Figure 1: Comparisons between data (black points) and the various simulated Monte Carlo samples stacked one top of the other for both signal and background events, and showing the distribution of invariant top quark candidate masses.  The plot is from a recent ATLAS publication using data collected in 201, and from a measurement of the top quark mass made in the 'semileptonic' or 'lepton + jets' channel.  One can observe the shape of the distribution of signal events (shown in red) compared with the other various backgrounds which can 'fake' the signal and which must be taken into account.  In Carleton's top quark mass analysis in the 'all-hadronic channel', one will hope to observe a similar such peak above the background, though the actual background shape and composition will differ.

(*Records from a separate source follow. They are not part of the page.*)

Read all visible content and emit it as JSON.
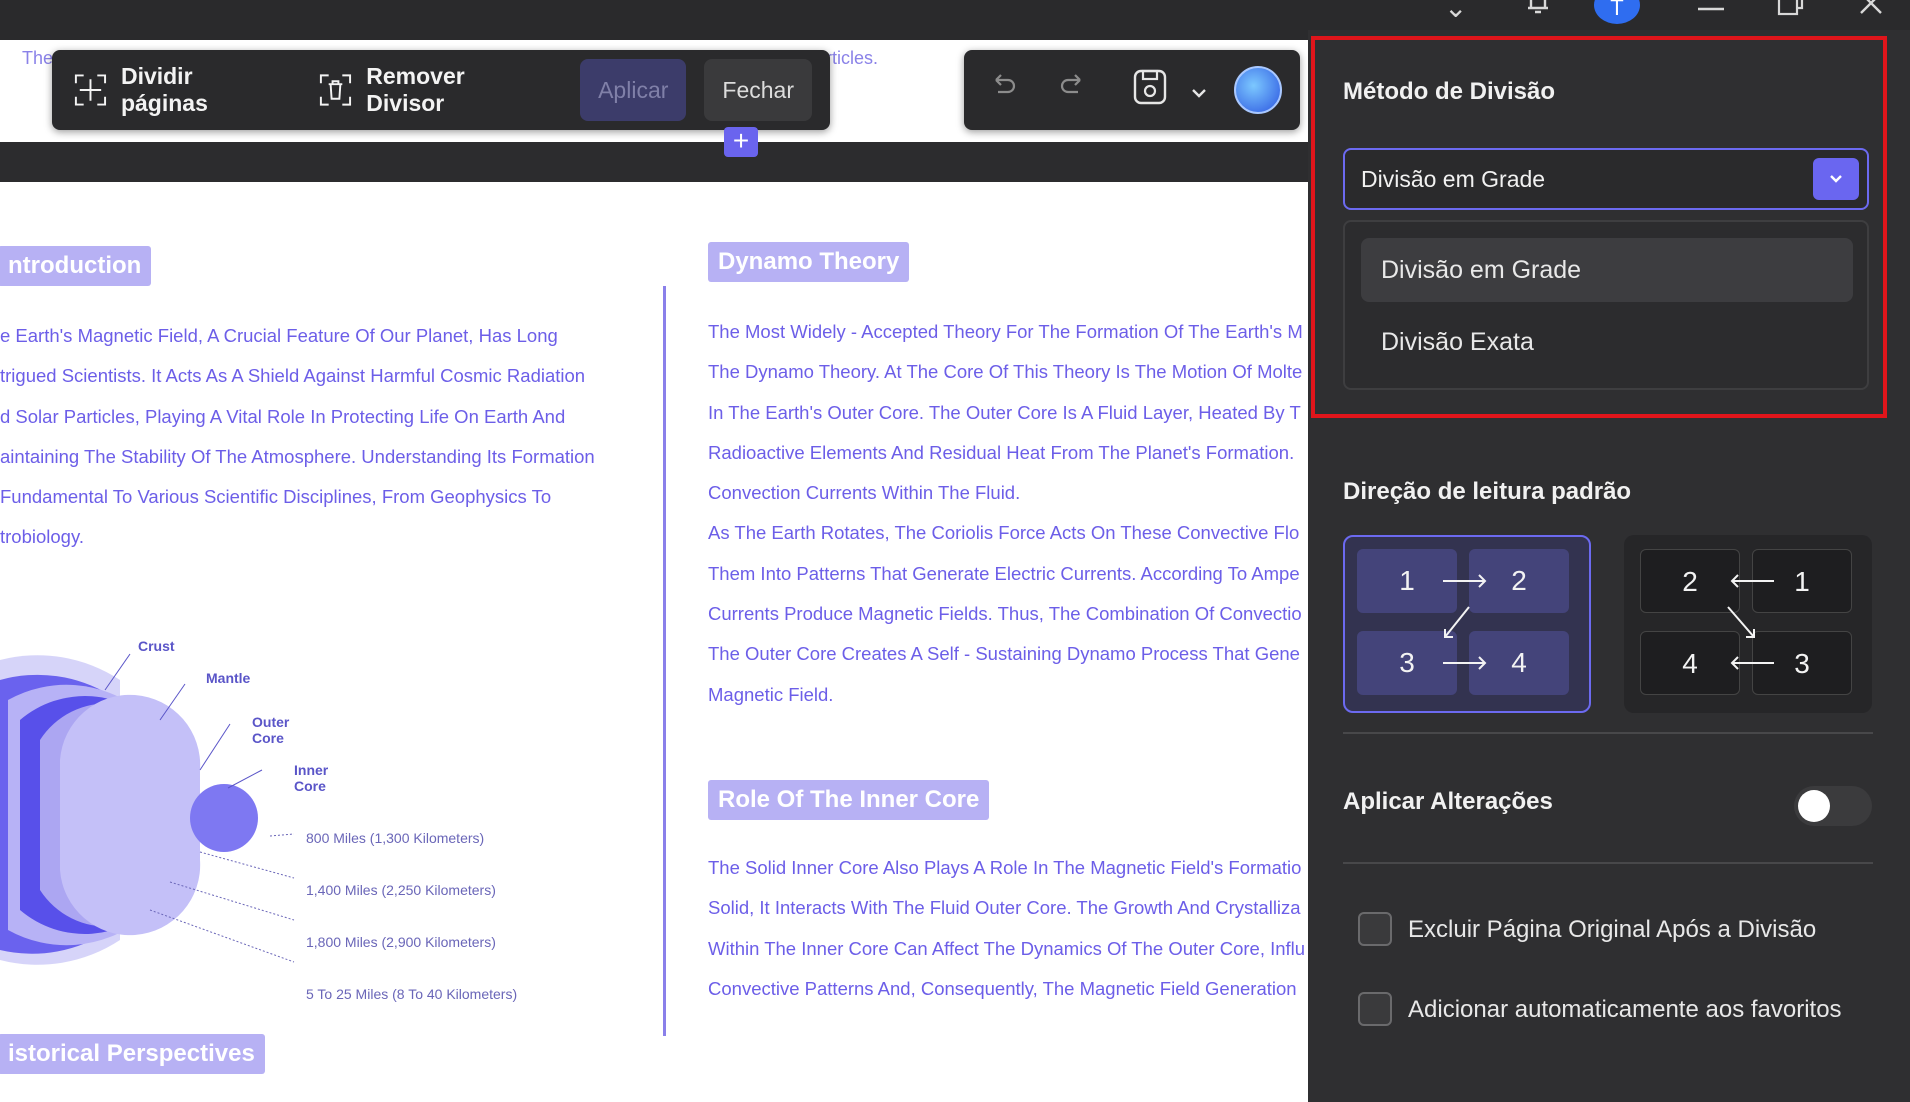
{
  "document": {
    "prev_line_left": "The",
    "prev_line_right": "rticles.",
    "sections": {
      "introduction": {
        "title": "ntroduction",
        "lines": [
          "e Earth's Magnetic Field, A Crucial Feature Of Our Planet, Has Long",
          "trigued Scientists. It Acts As A Shield Against Harmful Cosmic Radiation",
          "d Solar Particles, Playing A Vital Role In Protecting Life On Earth And",
          "aintaining The Stability Of The Atmosphere. Understanding Its Formation",
          "Fundamental To Various Scientific Disciplines, From Geophysics To",
          "trobiology."
        ]
      },
      "dynamo": {
        "title": "Dynamo Theory",
        "lines": [
          "The Most Widely - Accepted Theory For The Formation Of The Earth's M",
          "The Dynamo Theory. At The Core Of This Theory Is The Motion Of Molte",
          "In The Earth's Outer Core. The Outer Core Is A Fluid Layer, Heated By T",
          "Radioactive Elements And Residual Heat From The Planet's Formation.",
          "Convection Currents Within The Fluid.",
          "As The Earth Rotates, The Coriolis Force Acts On These Convective Flo",
          "Them Into Patterns That Generate Electric Currents. According To Ampe",
          "Currents Produce Magnetic Fields. Thus, The Combination Of Convectio",
          "The Outer Core Creates A Self - Sustaining Dynamo Process That Gene",
          "Magnetic Field."
        ]
      },
      "inner_core": {
        "title": "Role Of The Inner Core",
        "lines": [
          "The Solid Inner Core Also Plays A Role In The Magnetic Field's Formatio",
          "Solid, It Interacts With The Fluid Outer Core. The Growth And Crystalliza",
          "Within The Inner Core Can Affect The Dynamics Of The Outer Core, Influ",
          "Convective Patterns And, Consequently, The Magnetic Field Generation"
        ]
      },
      "historical": {
        "title": "istorical Perspectives"
      }
    },
    "diagram": {
      "labels": {
        "crust": "Crust",
        "mantle": "Mantle",
        "outer_core": "Outer Core",
        "inner_core": "Inner Core"
      },
      "measures": [
        "800 Miles (1,300 Kilometers)",
        "1,400 Miles (2,250 Kilometers)",
        "1,800 Miles (2,900 Kilometers)",
        "5 To 25 Miles (8 To 40 Kilometers)"
      ]
    }
  },
  "toolbar": {
    "split_label": "Dividir páginas",
    "remove_label": "Remover Divisor",
    "apply_label": "Aplicar",
    "close_label": "Fechar",
    "add_symbol": "+"
  },
  "panel": {
    "method_title": "Método de Divisão",
    "selected_method": "Divisão em Grade",
    "options": [
      "Divisão em Grade",
      "Divisão Exata"
    ],
    "reading_title": "Direção de leitura padrão",
    "ltr_cells": [
      "1",
      "2",
      "3",
      "4"
    ],
    "rtl_cells": [
      "2",
      "1",
      "4",
      "3"
    ],
    "apply_changes_label": "Aplicar Alterações",
    "apply_changes_on": false,
    "checkbox_delete_label": "Excluir Página Original Após a Divisão",
    "checkbox_favorites_label": "Adicionar automaticamente aos favoritos",
    "checkbox_delete_checked": false,
    "checkbox_favorites_checked": false
  },
  "colors": {
    "accent": "#6a66f0",
    "highlight_border": "#e0151b",
    "doc_text": "#6c5ee8",
    "heading_bg": "#b7b1f4"
  },
  "window": {
    "avatar_initial": "T"
  }
}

Figure 2: A plot showing the production cross-sections for various processes at the LHC experiments, including the top-antitop production relevant to Carleton's top quark mass analysis.  The cross-section is a measure of how often one can expect to produce such a particle or pair of particles via proton-proton collisions at the centre of the ATLAS detector.  Looking at this plot from one type of particle production to another allows one to then see their expected relative production rates at the LHC experiments.  For the production of pairs of top quarks, labelled as tt in the plot, It is these top quarks (one top and one anti-top), once produced and following their decay into ligher particles, which physicists will then attempt to reconstruct in order to make a top quark mass measurement. 

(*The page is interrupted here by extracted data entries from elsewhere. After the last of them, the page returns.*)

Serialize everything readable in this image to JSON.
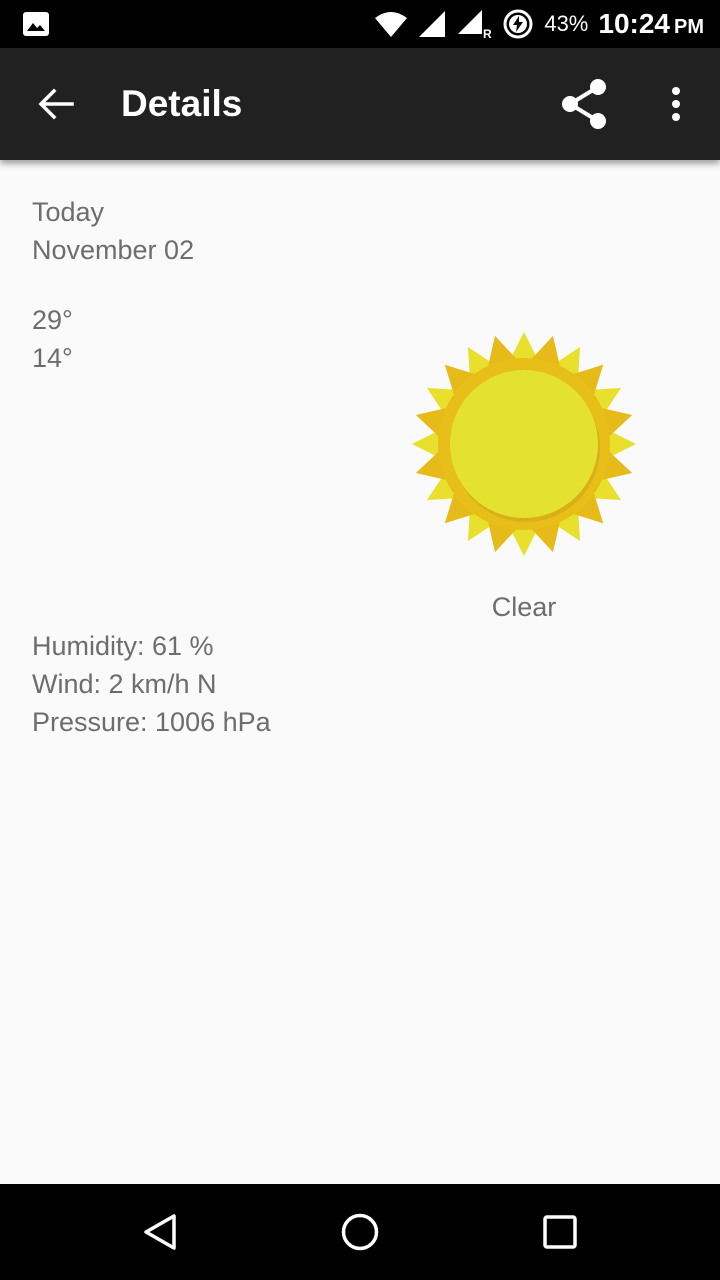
{
  "status_bar": {
    "battery_percent": "43%",
    "time": "10:24",
    "ampm": "PM",
    "icons": [
      "image-icon",
      "wifi-icon",
      "signal-icon",
      "signal-roaming-icon",
      "battery-charging-icon"
    ]
  },
  "app_bar": {
    "title": "Details",
    "icons": [
      "back-arrow-icon",
      "share-icon",
      "more-vert-icon"
    ],
    "background": "#212121"
  },
  "forecast": {
    "day": "Today",
    "date": "November 02",
    "high": "29°",
    "low": "14°",
    "condition": "Clear",
    "icon": "sun-icon",
    "humidity": "Humidity: 61 %",
    "wind": "Wind: 2 km/h N",
    "pressure": "Pressure: 1006 hPa"
  },
  "colors": {
    "text": "#6d6d6d",
    "sun_outer": "#e8bf18",
    "sun_inner": "#e4e22e",
    "background": "#fafafa"
  },
  "nav_bar": {
    "icons": [
      "back-triangle-icon",
      "home-circle-icon",
      "recents-square-icon"
    ]
  }
}
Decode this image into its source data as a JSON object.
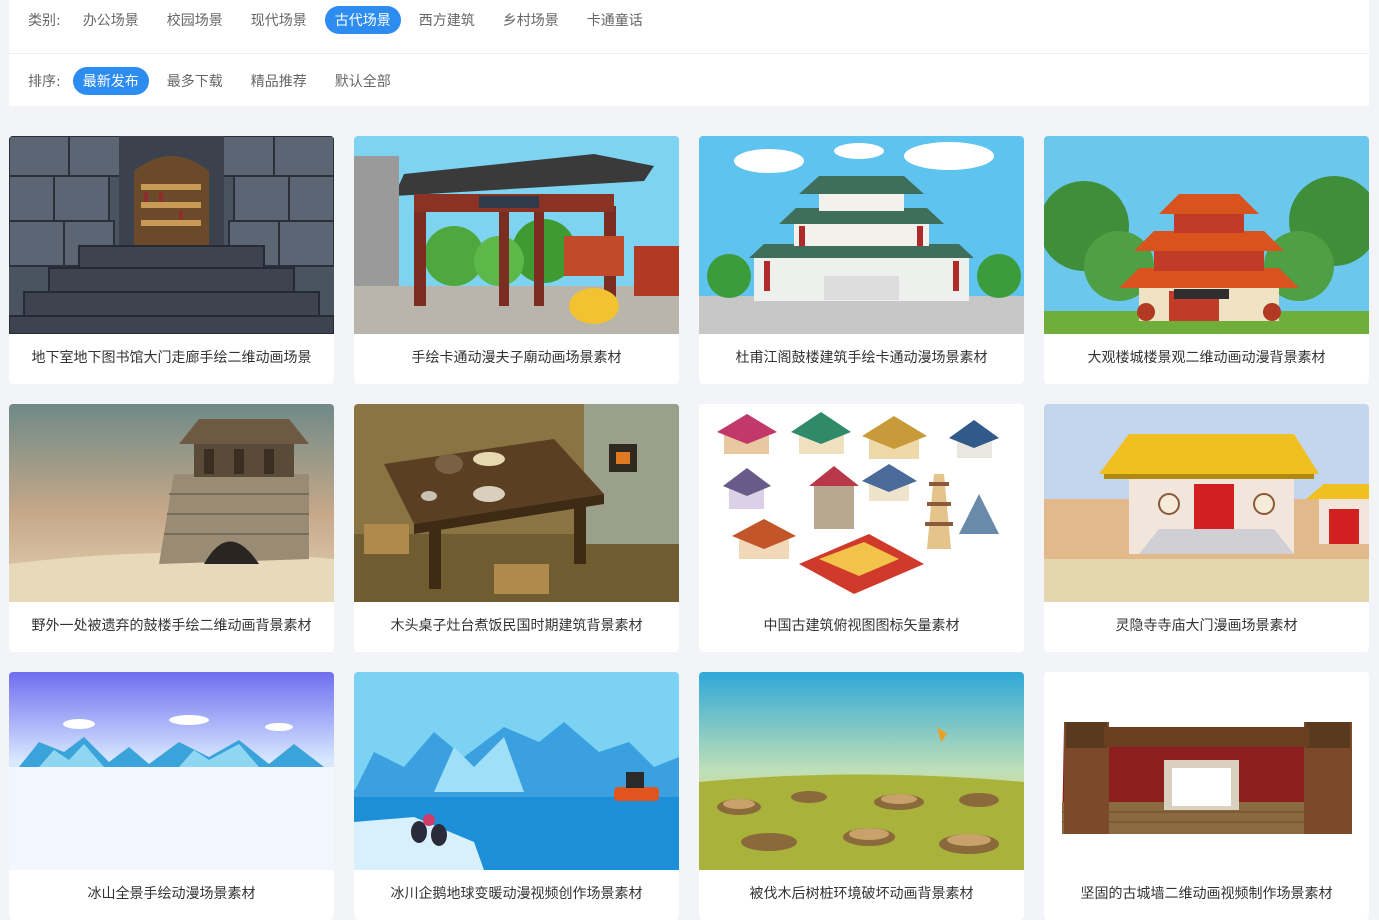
{
  "filters": {
    "category": {
      "label": "类别:",
      "options": [
        "办公场景",
        "校园场景",
        "现代场景",
        "古代场景",
        "西方建筑",
        "乡村场景",
        "卡通童话"
      ],
      "active": 3
    },
    "sort": {
      "label": "排序:",
      "options": [
        "最新发布",
        "最多下载",
        "精品推荐",
        "默认全部"
      ],
      "active": 0
    }
  },
  "colors": {
    "accent": "#2d8cf0"
  },
  "cards": [
    {
      "title": "地下室地下图书馆大门走廊手绘二维动画场景",
      "thumb": "dungeon-library"
    },
    {
      "title": "手绘卡通动漫夫子廟动画场景素材",
      "thumb": "temple-gate"
    },
    {
      "title": "杜甫江阁鼓楼建筑手绘卡通动漫场景素材",
      "thumb": "pavilion-tower"
    },
    {
      "title": "大观楼城楼景观二维动画动漫背景素材",
      "thumb": "daguan-tower"
    },
    {
      "title": "野外一处被遗弃的鼓楼手绘二维动画背景素材",
      "thumb": "ruined-watchtower"
    },
    {
      "title": "木头桌子灶台煮饭民国时期建筑背景素材",
      "thumb": "wooden-table-kitchen"
    },
    {
      "title": "中国古建筑俯视图图标矢量素材",
      "thumb": "isometric-buildings"
    },
    {
      "title": "灵隐寺寺庙大门漫画场景素材",
      "thumb": "temple-front"
    },
    {
      "title": "冰山全景手绘动漫场景素材",
      "thumb": "iceberg-panorama"
    },
    {
      "title": "冰川企鹅地球变暖动漫视频创作场景素材",
      "thumb": "glacier-penguins"
    },
    {
      "title": "被伐木后树桩环境破坏动画背景素材",
      "thumb": "tree-stumps"
    },
    {
      "title": "坚固的古城墙二维动画视频制作场景素材",
      "thumb": "city-wall"
    }
  ]
}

Figure 3: A plot summarizing recent measurements of the top quark mass made by the ATLAS collaboration in the three main decay channels.  At the top one can see the top quark mass measurement made by ATLAS using 2011 data, together with a statistical and systematic uncertainty corresponding to the measurement made.  It is a similar measurement that is being made with the group at Carleton, but using the much larger set of 2012 data - and at a higher energy - than that used in making the 2011 measurement.  At the bottom are recent measurements made by two other similar experiments, CMS and D0, and averaged of all decay channels, from the Tevatron collider at Fermilab near Chicago.